Pretty accurate. You won't be able to get $420/hr as a gross revenue doing 2 patients per hour taking insurance in most markets, as there will be no shows, non-collections, etc. Insurance practices are reimbursed in a way that really incentivizes outsourcing to midlevels for therapy and even med mgmt with NPs. It's hard to get to an EBITA > 350k with only insurance as a solo practitioner work 40 hours a week. A single MD as a source of referral can probably fill about 2-3 FTE of NP, or 2-3 FTE of PhD. If you take a 20% profit margin off their billing plus you do 20 hours admin with 20hrs clinical for more challenging case, you can reasonably get to an EBITA > 500k. Seems more trouble than it's worth tho...I know people who are doing this and I personally am not envious of this type of arrangement.

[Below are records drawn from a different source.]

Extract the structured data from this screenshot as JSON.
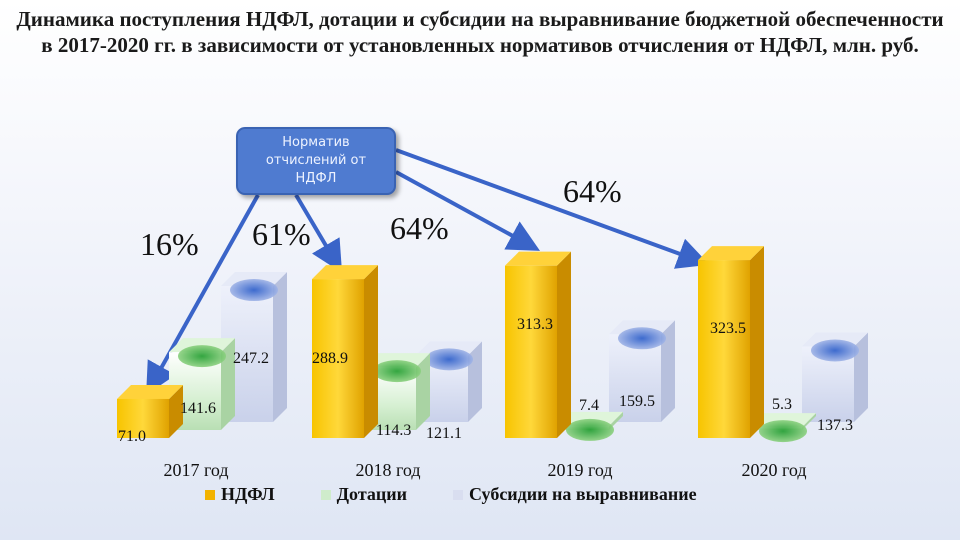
{
  "title": "Динамика поступления НДФЛ, дотации и субсидии на выравнивание бюджетной обеспеченности в 2017-2020 гг. в зависимости от установленных нормативов отчисления от НДФЛ, млн. руб.",
  "callout": {
    "text": "Норматив отчислений от НДФЛ"
  },
  "percent_labels": [
    "16%",
    "61%",
    "64%",
    "64%"
  ],
  "colors": {
    "ndfl": "#f2b200",
    "dotacii": "#cfeccb",
    "subsidii": "#d9def0",
    "arrow": "#3a64c8"
  },
  "chart_data": {
    "type": "bar",
    "categories": [
      "2017 год",
      "2018 год",
      "2019 год",
      "2020 год"
    ],
    "series": [
      {
        "name": "НДФЛ",
        "values": [
          71.0,
          288.9,
          313.3,
          323.5
        ]
      },
      {
        "name": "Дотации",
        "values": [
          141.6,
          114.3,
          7.4,
          5.3
        ]
      },
      {
        "name": "Субсидии на выравнивание",
        "values": [
          247.2,
          121.1,
          159.5,
          137.3
        ]
      }
    ],
    "value_labels": [
      [
        "71.0",
        "288.9",
        "313.3",
        "323.5"
      ],
      [
        "141.6",
        "114.3",
        "7.4",
        "5.3"
      ],
      [
        "247.2",
        "121.1",
        "159.5",
        "137.3"
      ]
    ],
    "percent_labels": [
      "16%",
      "61%",
      "64%",
      "64%"
    ],
    "legend_position": "bottom",
    "grid": false
  }
}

Many cash solo practices have EBITA of >500k--which after paying a typical psychiatrist salary ~ 300k with fringe, end up with a net owners margin around 100-200k per psychiatrist, which is roughly the correct math. Many threads have been posted on this topic. IMO, most cash solo practices can have an EBITA ~ 250-350k at year 5, but I don't have data to back it up. A lot of solo cash people like variety so take side gigs.
Lets say you have two practices one takes insurance and has 1000 patients and a final owners profit of 100k, and the other is a solo practice that gets you the same numbers with 100 patients, the first practice will be much more attractive to private equity if you want to sell. Still, typical valuation in this industry is 2-3x revenue at most. So we are talking 500k net value at exit for building a practice with 5-10 employees, which takes about 5 years. You'd have to franchise to hope that this gets you to retirement. This is why this is not very ideal for most psychiatrists out there. If the differential is much larger (i.e. in surgical specialties), solo/small group would be very uncommon. This is also why even large hospitals mostly don't care about psychiatrists and have small psychiatry depts, and sometimes just 1099 psychiatry altogether. A single neurosurgeon can generate maybe 1M of profit margin all considered whereas a single psychiatrist can only generate 200k. Psychiatric services are a very tiny percent of a hospital system's overall budgetary consideration.
This is not true though for mental health as a part of total healthcare consumption, which is actually very substantial (something like 10%). Most of it is just scattered not in big systems. People have been trying to grow this (insurance-based mental health) more exponentially rather than linearly in other ways (i.e. telemedicine, etc) to capture value even before COVID--so far this seems to be a dud. This is also why at some frequency a solo psychiatrist can generate EBITA > one neurosurgeon--the money is outside of "the system". My conjecture is there's a big difference in quality in terms of customer service between the treatment models (NP vs. MD, etc), and the math just doesn't work out because of how low insurance is reimbursing. We are desperately in need of practice model innovation in this field, IMO.
This is the norm. Eventually, people exit facility jobs once their practice fills up. This HAS been the norm for at least 20 years, and I don't see how it will change. This is why most facility attendings are very young, and even in large systems it's hard to retain psychiatrists. Full-time facility jobs are usually unattractive--they can tag on a non-compete, but that just makes people want to leave faster. It seems that more recently the development has been facilities adding on cash-only components as a form of consolidation rather than the other way around. So if you successfully run a practice on your own, you end up more marketable later on if you want a facility job.